For Immediate Release June 07, 2021

Susan G. Komen® American Society of Clinical Oncology Provide Funding and Training

The University of Maryland Marlene and Stewart Greenebaum Comprehensive Cancer Center (UMGCCC) is working to reduce disparities in patient care for Black women diagnosed with breast cancer – a group at significantly higher risk of dying from breast cancer than White women.

The academic cancer center is one of eight oncology practices nationwide selected to take part in a quality improvement and training initiative supported by the American Society of Clinical Oncology (ASCO) and Susan G. Komen®. The clinical practices are located in metropolitan areas that Komen has targeted in its African American Health Equity Initiative, which aims to reduce breast cancer disparities in urban areas where disparities are the greatest.
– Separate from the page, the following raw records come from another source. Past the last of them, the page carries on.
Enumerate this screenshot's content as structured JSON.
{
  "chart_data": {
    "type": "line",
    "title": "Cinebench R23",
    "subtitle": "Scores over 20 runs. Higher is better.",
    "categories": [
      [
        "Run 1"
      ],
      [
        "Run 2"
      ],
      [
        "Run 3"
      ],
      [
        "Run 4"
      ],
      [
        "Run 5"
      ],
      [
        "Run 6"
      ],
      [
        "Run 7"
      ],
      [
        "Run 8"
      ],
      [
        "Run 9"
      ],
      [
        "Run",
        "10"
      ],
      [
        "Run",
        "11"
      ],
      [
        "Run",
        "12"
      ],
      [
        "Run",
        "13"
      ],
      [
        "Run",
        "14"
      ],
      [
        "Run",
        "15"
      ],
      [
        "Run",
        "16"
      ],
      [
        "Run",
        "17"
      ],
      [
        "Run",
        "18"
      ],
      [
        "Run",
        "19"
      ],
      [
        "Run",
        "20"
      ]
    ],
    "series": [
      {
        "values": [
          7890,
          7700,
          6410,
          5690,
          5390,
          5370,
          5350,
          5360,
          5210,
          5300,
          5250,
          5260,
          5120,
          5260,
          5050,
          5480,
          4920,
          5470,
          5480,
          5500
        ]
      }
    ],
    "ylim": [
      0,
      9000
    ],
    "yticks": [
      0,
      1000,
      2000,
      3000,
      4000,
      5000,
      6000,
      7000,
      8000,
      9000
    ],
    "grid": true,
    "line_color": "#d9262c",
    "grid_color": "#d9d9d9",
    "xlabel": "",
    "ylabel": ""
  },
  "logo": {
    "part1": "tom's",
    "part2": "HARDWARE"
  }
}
Black women are 40 percent more likely to die of breast cancer than White women in the United States, according to the Centers for Disease Control and Prevention. Breast cancer is also the second-leading cause of death among Black women nationally. In Maryland, the mortality rate in Black females increased at a rate of 0.4 percent per year between 2012 and 2016 while it decreased at a rate of 3.5 percent per year among White females during the same time period, a Maryland Department of Health report shows.

"We welcome this opportunity to work with ASCO and Susan G. Komen to help eliminate barriers and improve access to care for Black women diagnosed with breast cancer," said Kevin J. Cullen, MD, the Marlene and Stewart Greenebaum Distinguished Professor in Oncology at the University of Maryland School of Medicine (UMSOM) and UMGCCC's director. "Breast cancer affects many women in the communities we serve, and Black women are often diagnosed at a later stage and experience poorer outcomes."

As part of the three-year program, UMGCCC and the other clinical practices will receive help to identify and solve problems they face in delivering care by participating in ASCO quality improvement programs, including the Quality Oncology Practice Initiative (QOPI®) as well as the Quality Training Program (QTP). Komen is providing funding through the Fund II Foundation; Conquer Cancer, the ASCO Foundation, is administering the program.

A key focus for UMGCCC is reducing the number of patients who miss appointments. A review of the data showed the rate of Black patients missing appointments is 13 percent, compared to 6 percent for White patients, according to Paula Y. Rosenblatt, MD, an assistant professor of medicine at UMSOM and a medical oncologist in the cancer center's Breast Evaluation and Treatment Program.

"We know that there are a lot of barriers in regard to transportation, child care, getting time off from work and other societal influences that prevent patients from keeping scheduled appointments and these barriers may affect Black patients at UMGCCC to a greater degree," Dr. Rosenblatt said. "This can lead to untimely treatment, delays in care, increased cost of care and a negative effect on clinical outcomes for patients."

"We don't want patients to have adverse outcomes due to missing appointments," Dr. Rosenblatt said. "The team is preparing to tackle the issue using a multidisciplinary and multifaceted approach. Through improved communication with scheduling, early identification of high-risk patients, and involvement of social work and navigators, we believe we will see improvement in this disparity."

Dr. Rosenblatt said the goal is to reduce the rate of Black patients missing appointments to 11 percent or less by December and to 9.5 percent or less by June 2022.

Members of the breast clinical care team are now in the process of mapping out the problem and identifying other barriers to care. As part of the initiative, they will also collect data on quality measures that will help inform future quality improvement initiatives.

In announcing the collaboration earlier this year, Kim Johnson, the Senior Director of Komen's African-American Health Equity Initiative, said, "It is unconscionable that Black Women are 40 percent more likely to die from breast cancer than White women. Where you live and what you look like should not determine whether you live, yet we know that for too many this is the case. We know that we can significantly close those gaps in outcomes without a single new discovery, if we just ensure that everyone is getting high-quality care. We are excited about this collaboration because it gets us a step closer to achieving health equity in these communities."

"The collaboration with Susan G. Komen aligns with ASCO's efforts to achieve health equity for every patient, every day, everywhere," said ASCO President Lori J. Pierce, MD, FASTRO, FASCO. "These practices now will be able to measure their quality of care and develop process improvement strategies and techniques to best serve patients with cancer in their communities."

About the University of Maryland Marlene and Stewart Greenebaum Comprehensive Cancer Center

The University of Maryland Marlene and Stewart Greenebaum Comprehensive Cancer Center (UMGCCC) is a National Cancer Institute-designated Comprehensive Cancer Center in Baltimore. The center is a joint entity of the University of Maryland Medical Center and University of Maryland School of Medicine. It offers a multidisciplinary approach to treating all types of cancer and has an active cancer research program. It is ranked among the top cancer programs in the nation by U.S. News & World Report. www.umgccc.org.